# **CIS 520: Machine Learning, Fall 2020**
# **Week 9, Worksheet 2**
## **Missing Data** 


- **Content Creator:** Kenneth Shinn
- **Content Reviewers:** Hanwen Zhang, Mohit Kumaraian
<!-- - **Reference:**  -->
<!-- <ul>
<li>https://towardsdatascience.com/k-means-clustering-with-scikit-learn-6b47a369a83c
<li>https://medium.com/swlh/gaussian-mixture-models-gmm-1327a2a62a
</ul> -->


This worksheet will work through an example of missing data imputation using both means and regression. Here, we are going to compare the performance of those two missing data imputation techniques from lecture.


# **Missing Data**

We will split up a data set into testing and training data. The training data will have data elements randomly dropped, and we will use the two strategies to impute the missing data. NOTE: this worksheet will have data missing at random. Then, we will train regression models on each of the imputed training sets, and see how they perform with the held out testing set!

In [None]:
import numpy as np
from sklearn.experimental import enable_iterative_imputer
from sklearn.impute import SimpleImputer
from sklearn.impute import IterativeImputer
from sklearn.datasets import make_regression
from sklearn.model_selection import train_test_split
from sklearn.linear_model import LinearRegression
from sklearn.metrics import mean_squared_error
from random import random
from random import seed

Let's create a dataset using sklearn's make_regression function. This function randomly generates a data set for a regression problem. 

In [None]:
X, y = make_regression(n_samples = 100000, n_features = 2)
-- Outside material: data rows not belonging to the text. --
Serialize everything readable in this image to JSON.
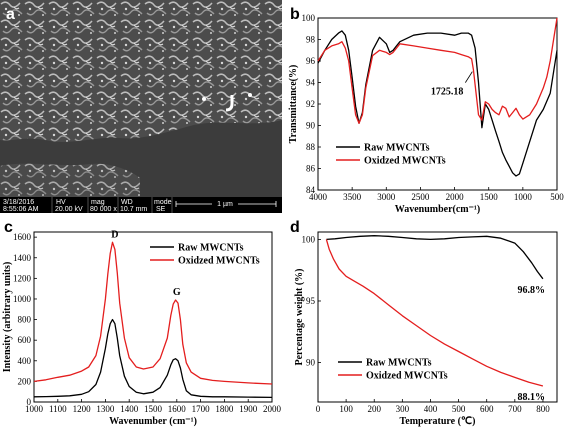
{
  "colors": {
    "raw": "#000000",
    "oxidized": "#e41e1e",
    "sem_bg": "#3a3a3a"
  },
  "sem": {
    "panel_letter": "a",
    "info_headers": [
      "HV",
      "mag",
      "WD",
      "mode"
    ],
    "date": "3/18/2016",
    "time": "8:55:06 AM",
    "hv": "20.00 kV",
    "mag": "80 000 x",
    "wd": "10.7 mm",
    "mode": "SE",
    "scale_bar": "1 µm"
  },
  "chart_data": [
    {
      "panel": "b",
      "type": "line",
      "xlabel": "Wavenumber(cm⁻¹)",
      "ylabel": "Transmittance(%)",
      "xlim": [
        4000,
        500
      ],
      "ylim": [
        84,
        100
      ],
      "xticks": [
        4000,
        3500,
        3000,
        2500,
        2000,
        1500,
        1000,
        500
      ],
      "yticks": [
        84,
        86,
        88,
        90,
        92,
        94,
        96,
        98,
        100
      ],
      "annotation": {
        "text": "1725.18",
        "x": 1725,
        "y": 95.2
      },
      "legend": {
        "placement": "lower-left",
        "entries": [
          "Raw MWCNTs",
          "Oxidzed MWCNTs"
        ]
      },
      "series": [
        {
          "name": "Raw MWCNTs",
          "x": [
            4000,
            3900,
            3800,
            3700,
            3650,
            3600,
            3550,
            3500,
            3450,
            3400,
            3350,
            3300,
            3200,
            3100,
            3000,
            2950,
            2900,
            2850,
            2800,
            2600,
            2400,
            2200,
            2000,
            1900,
            1800,
            1750,
            1700,
            1650,
            1600,
            1550,
            1500,
            1450,
            1400,
            1350,
            1300,
            1250,
            1200,
            1150,
            1100,
            1050,
            1000,
            900,
            800,
            700,
            600,
            550,
            500
          ],
          "y": [
            95.8,
            97.0,
            98.0,
            98.6,
            98.8,
            98.4,
            97.0,
            94.5,
            91.8,
            90.2,
            91.2,
            93.8,
            97.0,
            98.2,
            97.6,
            96.8,
            97.0,
            97.4,
            97.8,
            98.4,
            98.6,
            98.6,
            98.4,
            98.6,
            98.6,
            98.4,
            97.2,
            94.0,
            89.8,
            92.0,
            91.5,
            90.5,
            89.5,
            88.5,
            87.5,
            86.8,
            86.2,
            85.6,
            85.3,
            85.5,
            86.5,
            88.5,
            90.5,
            91.5,
            93.0,
            95.0,
            97.0
          ]
        },
        {
          "name": "Oxidzed MWCNTs",
          "x": [
            4000,
            3900,
            3800,
            3700,
            3650,
            3600,
            3550,
            3500,
            3450,
            3400,
            3350,
            3300,
            3200,
            3100,
            3000,
            2950,
            2900,
            2850,
            2800,
            2600,
            2400,
            2200,
            2000,
            1900,
            1800,
            1750,
            1725,
            1700,
            1650,
            1600,
            1550,
            1500,
            1450,
            1400,
            1350,
            1300,
            1250,
            1200,
            1150,
            1100,
            1050,
            1000,
            900,
            800,
            700,
            650,
            600,
            550,
            500
          ],
          "y": [
            96.0,
            97.0,
            97.4,
            97.6,
            97.8,
            97.2,
            96.0,
            93.5,
            91.0,
            90.2,
            91.0,
            93.5,
            96.5,
            97.0,
            96.8,
            96.6,
            96.8,
            97.2,
            97.6,
            97.4,
            97.2,
            97.0,
            96.8,
            96.6,
            96.4,
            96.2,
            95.2,
            93.8,
            91.0,
            90.5,
            92.2,
            92.0,
            91.5,
            91.2,
            91.0,
            91.8,
            91.6,
            90.8,
            91.2,
            91.6,
            91.0,
            90.6,
            91.0,
            92.0,
            93.5,
            94.5,
            96.0,
            98.0,
            100.0
          ]
        }
      ]
    },
    {
      "panel": "c",
      "type": "line",
      "xlabel": "Wavenumber (cm⁻¹)",
      "ylabel": "Intensity (arbitrary units)",
      "xlim": [
        1000,
        2000
      ],
      "ylim": [
        0,
        1650
      ],
      "xticks": [
        1000,
        1100,
        1200,
        1300,
        1400,
        1500,
        1600,
        1700,
        1800,
        1900,
        2000
      ],
      "yticks": [
        0,
        200,
        400,
        600,
        800,
        1000,
        1200,
        1400,
        1600
      ],
      "peak_labels": [
        {
          "text": "D",
          "x": 1340,
          "y": 1560
        },
        {
          "text": "G",
          "x": 1600,
          "y": 1000
        }
      ],
      "legend": {
        "placement": "top-right",
        "entries": [
          "Raw MWCNTs",
          "Oxidzed MWCNTs"
        ]
      },
      "series": [
        {
          "name": "Raw MWCNTs",
          "x": [
            1000,
            1050,
            1100,
            1150,
            1200,
            1230,
            1260,
            1280,
            1300,
            1310,
            1320,
            1330,
            1340,
            1350,
            1360,
            1380,
            1400,
            1430,
            1460,
            1500,
            1530,
            1560,
            1575,
            1585,
            1595,
            1605,
            1615,
            1625,
            1640,
            1660,
            1700,
            1750,
            1800,
            1900,
            2000
          ],
          "y": [
            50,
            52,
            55,
            60,
            75,
            100,
            170,
            290,
            520,
            660,
            760,
            800,
            760,
            620,
            450,
            250,
            150,
            95,
            80,
            95,
            140,
            260,
            360,
            410,
            420,
            400,
            330,
            220,
            110,
            70,
            55,
            50,
            50,
            48,
            45
          ]
        },
        {
          "name": "Oxidzed MWCNTs",
          "x": [
            1000,
            1050,
            1100,
            1150,
            1200,
            1230,
            1260,
            1280,
            1300,
            1310,
            1320,
            1330,
            1340,
            1350,
            1360,
            1380,
            1400,
            1430,
            1460,
            1500,
            1530,
            1560,
            1575,
            1585,
            1595,
            1605,
            1615,
            1625,
            1640,
            1660,
            1700,
            1750,
            1800,
            1900,
            2000
          ],
          "y": [
            200,
            215,
            240,
            260,
            300,
            340,
            450,
            640,
            1000,
            1240,
            1440,
            1550,
            1480,
            1250,
            960,
            620,
            430,
            340,
            320,
            340,
            420,
            620,
            840,
            950,
            990,
            960,
            800,
            560,
            380,
            290,
            230,
            210,
            200,
            185,
            175
          ]
        }
      ]
    },
    {
      "panel": "d",
      "type": "line",
      "xlabel": "Temperature (℃)",
      "ylabel": "Percentage weight (%)",
      "xlim": [
        0,
        850
      ],
      "ylim": [
        86.8,
        100.6
      ],
      "xticks": [
        0,
        100,
        200,
        300,
        400,
        500,
        600,
        700,
        800
      ],
      "yticks": [
        90,
        95,
        100
      ],
      "end_labels": [
        {
          "text": "96.8%",
          "x": 800,
          "y": 96.8
        },
        {
          "text": "88.1%",
          "x": 800,
          "y": 88.1
        }
      ],
      "legend": {
        "placement": "lower-left",
        "entries": [
          "Raw MWCNTs",
          "Oxidzed MWCNTs"
        ]
      },
      "series": [
        {
          "name": "Raw MWCNTs",
          "x": [
            30,
            60,
            100,
            150,
            200,
            250,
            300,
            350,
            400,
            450,
            500,
            550,
            600,
            650,
            700,
            730,
            760,
            780,
            800
          ],
          "y": [
            100.0,
            100.05,
            100.15,
            100.25,
            100.3,
            100.25,
            100.15,
            100.05,
            100.0,
            100.05,
            100.15,
            100.2,
            100.25,
            100.1,
            99.7,
            99.0,
            98.1,
            97.4,
            96.8
          ]
        },
        {
          "name": "Oxidzed MWCNTs",
          "x": [
            30,
            40,
            55,
            75,
            100,
            130,
            160,
            200,
            250,
            300,
            350,
            400,
            450,
            500,
            550,
            600,
            650,
            700,
            750,
            800
          ],
          "y": [
            100.0,
            99.2,
            98.4,
            97.6,
            97.0,
            96.6,
            96.2,
            95.6,
            94.7,
            93.8,
            93.0,
            92.2,
            91.5,
            90.9,
            90.3,
            89.7,
            89.2,
            88.8,
            88.4,
            88.1
          ]
        }
      ]
    }
  ]
}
X_train, X_test, y_train, y_test = train_test_split(X, y, test_size=0.3)
X_train_missing = X_train.copy()

Now, let's randomly drop values from the X_train data set. These missing values will be replaced with np.nan.

In [None]:
seed(1)
for i in range(len(X_train_missing)):
    if random() < .3:
        if random() < .5:
            X_train_missing[i][0] = np.nan
        else:
            X_train_missing[i][1] = np.nan

In [None]:
# make sure everything looks good!

print(X_train_missing)
print(len(X_train))

[[ 0.48293426         nan]
 [-0.35371807  1.54279003]
 [        nan  1.35282604]
 ...
 [ 0.55075279  1.2841265 ]
 [-0.53599387         nan]
 [-0.06317035         nan]]
70000


**Simple Mean Based Imputation**

Let's perform a mean based imputation on the dataset with missing values. Remember that a mean based imputation uses the mean of all non-missing values in the column. 

In [None]:
mean_imp = SimpleImputer(missing_values=np.nan, strategy='mean')
X_train_mean_imp = mean_imp.fit_transform(X_train_missing)

**Regression Based Imputation**

Here, we will now do a regression based imputation on the dataset with missing values. Remember that a regression based imputation uses the other columns of non-missing data to predict the missing data of a given column. 

In [None]:
reg_imp = IterativeImputer(missing_values=np.nan)
X_train_reg_imp = reg_imp.fit_transform(X_train_missing)

**Training and Testing on the Imputed Datasets**

Now, let's train OLS regression on each of the imputed data sets and compare their testing MSE. 

Which method do you expect to have the lower test MSE? Why?

In [None]:
# training on mean imputed data
mean_imp_lm = LinearRegression().fit(X_train_mean_imp, y_train)
y_pred_mean_imp = mean_imp_lm.predict(X_test)
mse_mean_imp = mean_squared_error(y_test, y_pred_mean_imp)

print("Mean Imputed Data MSE: " + str(mse_mean_imp))

# training on regression imputed data
reg_imp_lm = LinearRegression().fit(X_train_reg_imp, y_train)
y_pred_reg_imp = reg_imp_lm.predict(X_test)
mse_reg_imp = mean_squared_error(y_test, y_pred_reg_imp)

print("Regression Imputed Data MSE: " + str(mse_reg_imp))

# training on full X_train data
lm = LinearRegression().fit(X_train, y_train)
y_pred = lm.predict(X_test)
mse = mean_squared_error(y_test, y_pred)

print("True X_train MSE: " + str(mse))

Mean Imputed Data MSE: 0.011240654108897059
Regression Imputed Data MSE: 0.011989879045445921
True X_train MSE: 2.9998313648798715e-28


**Observations and Followup Questions**

Which imputation technique produced the lower MSE? Why do you think that this is the case? Is this what you expected?

Think about why regression imputation didn't work significantly better here despite having "more information"? (hint: the x variables of the data generating model are indepedent) 

How might these MSE results change if there was a slight correlation between the x variables?

Which imputation technique do you think would work better in the real world? Why?